|SACRAMENTO, Calif - June 24, 1998--The vast majority of California's
bar patrons say it is important to have a smoke-free environment in bars,
according to a survey released Wednesday by the California Department of
The survey was conducted by Field Research Corp., a leading independent opinion research firm. Of bar patrons surveyed, two-thirds (66 percent) say it is "very important" or "somewhat important" to have smoke-free bars. And 67 percent say that they are concerned about the effects of secondhand smoke on their health.
The survey also found that 85 percent of bar patrons report that they will go to bars more often or not change their bar-going behavior as a result of the new California law prohibiting smoking in bars. "This survey is significant because it confirms that bar patrons support the smoke-free law," said State Health Director Kim Belshe. "Contrary to reports, the overwhelming majority of Californians who go to the 36,000 restaurant bars and stand-alone bars in California enjoy a smoke-free environment."
"Californians clearly understand the well-documented health risks and
deadly consequences associated with secondhand smoke," added Belshe. The
random-digit dial telephone survey of 1,001 California residents was conducted
during the period of Feb. 24 to March 2, 1998, by Field Research. Subjects
were screened for having been to a nightclub, bar, lounge or bar/restaurant
in the past 12 months.
This survey contradicts an aggressive public relations campaign being orchestrated by the National Smokers Alliance, a group funded by the tobacco industry, as part of its attempt to overturn the law. In addition, it's the second survey to show widespread support in California for smoke-free bars. A Los Angeles Times poll conducted last month also found that a majority of Californians favor the new law. (Los Angeles Times, May 27, 1998, page A3).
"Public health policy must be based on unbiased scientific evidence -- not dictated by well-funded tobacco industry front groups," stated Belshe. "It is unfortunate that the tobacco industry still denies that secondhand smoke poses a health risk. The fact is there is irrefutable scientific evidence that secondhand smoke causes disease and death."
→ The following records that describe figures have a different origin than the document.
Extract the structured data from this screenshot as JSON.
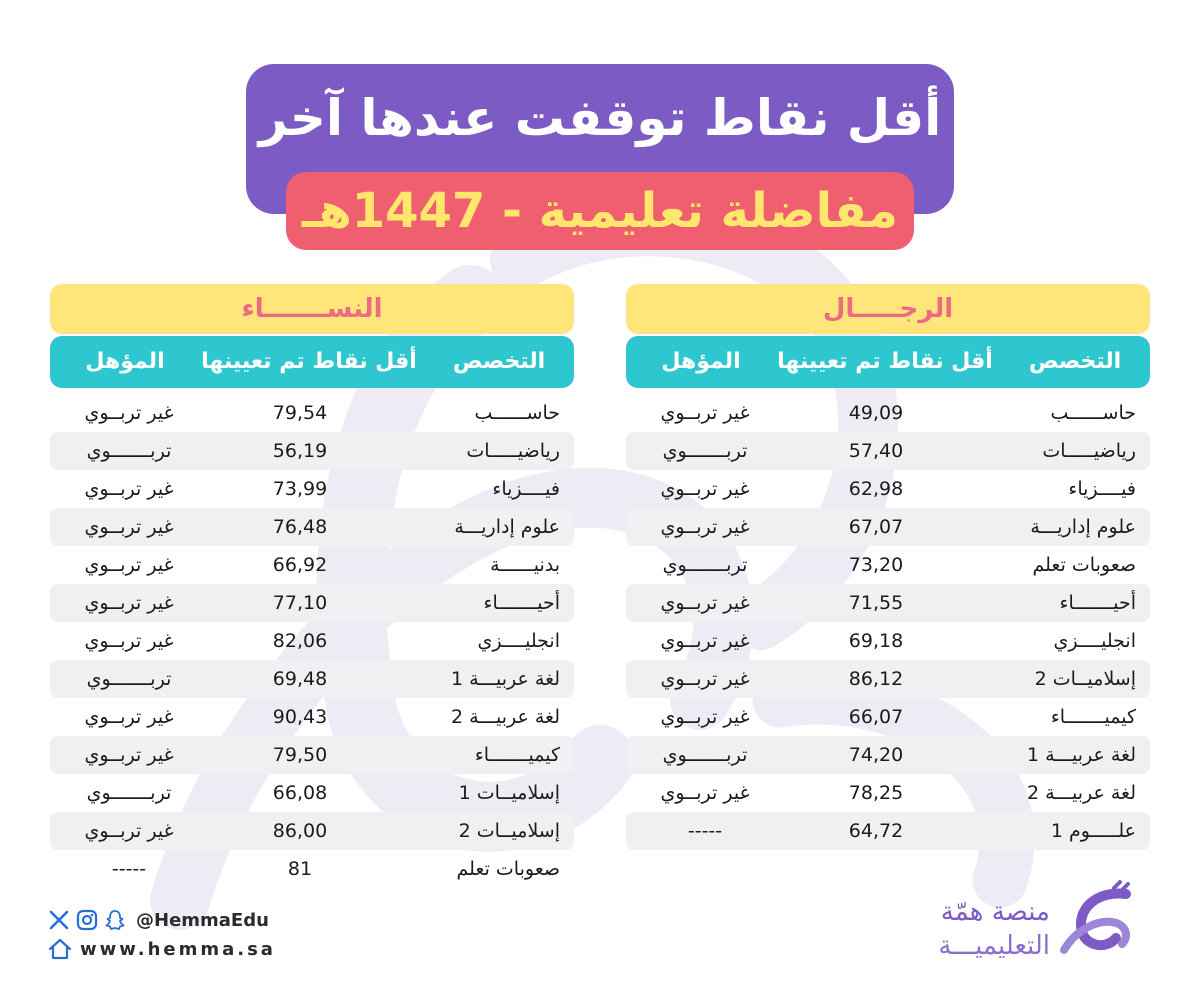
{
  "header": {
    "line1": "أقل نقاط توقفت عندها آخر",
    "line2": "مفاضلة تعليمية - 1447هـ"
  },
  "columns": {
    "specialty": "التخصص",
    "min_points": "أقل نقاط تم تعيينها",
    "qualification": "المؤهل"
  },
  "men": {
    "title": "الرجـــــال",
    "rows": [
      {
        "specialty": "حاســــــب",
        "score": "49,09",
        "qualification": "غير تربــوي"
      },
      {
        "specialty": "رياضيـــــات",
        "score": "57,40",
        "qualification": "تربـــــــوي"
      },
      {
        "specialty": "فيــــزياء",
        "score": "62,98",
        "qualification": "غير تربــوي"
      },
      {
        "specialty": "علوم إداريـــة",
        "score": "67,07",
        "qualification": "غير تربــوي"
      },
      {
        "specialty": "صعوبات تعلم",
        "score": "73,20",
        "qualification": "تربـــــــوي"
      },
      {
        "specialty": "أحيـــــــاء",
        "score": "71,55",
        "qualification": "غير تربــوي"
      },
      {
        "specialty": "انجليــــزي",
        "score": "69,18",
        "qualification": "غير تربــوي"
      },
      {
        "specialty": "إسلاميــات 2",
        "score": "86,12",
        "qualification": "غير تربــوي"
      },
      {
        "specialty": "كيميـــــــاء",
        "score": "66,07",
        "qualification": "غير تربــوي"
      },
      {
        "specialty": "لغة عربيـــة 1",
        "score": "74,20",
        "qualification": "تربـــــــوي"
      },
      {
        "specialty": "لغة عربيـــة 2",
        "score": "78,25",
        "qualification": "غير تربــوي"
      },
      {
        "specialty": "علـــــوم 1",
        "score": "64,72",
        "qualification": "-----"
      }
    ]
  },
  "women": {
    "title": "النســـــــاء",
    "rows": [
      {
        "specialty": "حاســــــب",
        "score": "79,54",
        "qualification": "غير تربــوي"
      },
      {
        "specialty": "رياضيـــــات",
        "score": "56,19",
        "qualification": "تربـــــــوي"
      },
      {
        "specialty": "فيــــزياء",
        "score": "73,99",
        "qualification": "غير تربــوي"
      },
      {
        "specialty": "علوم إداريـــة",
        "score": "76,48",
        "qualification": "غير تربــوي"
      },
      {
        "specialty": "بدنيــــــة",
        "score": "66,92",
        "qualification": "غير تربــوي"
      },
      {
        "specialty": "أحيـــــــاء",
        "score": "77,10",
        "qualification": "غير تربــوي"
      },
      {
        "specialty": "انجليــــزي",
        "score": "82,06",
        "qualification": "غير تربــوي"
      },
      {
        "specialty": "لغة عربيـــة 1",
        "score": "69,48",
        "qualification": "تربـــــــوي"
      },
      {
        "specialty": "لغة عربيـــة 2",
        "score": "90,43",
        "qualification": "غير تربــوي"
      },
      {
        "specialty": "كيميـــــــاء",
        "score": "79,50",
        "qualification": "غير تربــوي"
      },
      {
        "specialty": "إسلاميــات 1",
        "score": "66,08",
        "qualification": "تربـــــــوي"
      },
      {
        "specialty": "إسلاميــات 2",
        "score": "86,00",
        "qualification": "غير تربــوي"
      },
      {
        "specialty": "صعوبات تعلم",
        "score": "81",
        "qualification": "-----"
      }
    ]
  },
  "footer": {
    "handle": "@HemmaEdu",
    "website": "www.hemma.sa",
    "brand_line1": "منصة همّة",
    "brand_line2": "التعليميـــة",
    "icons": [
      "x-icon",
      "instagram-icon",
      "snapchat-icon",
      "home-icon"
    ]
  },
  "colors": {
    "purple": "#7c5cc4",
    "coral": "#f05f70",
    "yellow": "#ffe66d",
    "teal": "#2ec7cf",
    "pink_text": "#ec6a82",
    "row_alt": "#f0f0f3"
  }
}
The results of this survey reinforce what has already been learned from other surveys and opinion polls that show strong support for smoke-free bars among bar patrons.
Assembly Bill 13, signed into law by Governor Wilson in 1994, is a public health measure designed to protect employees from secondhand smoke by banning smoking in indoor workplaces. Since the law's smoke-free bar provision went into effect Jan. 1, 1998, the 850,000 Californians who work in restaurants and bars are now afforded the same protection from secondhand smoke that the rest of California's work force has enjoyed since Jan. 1, 1995.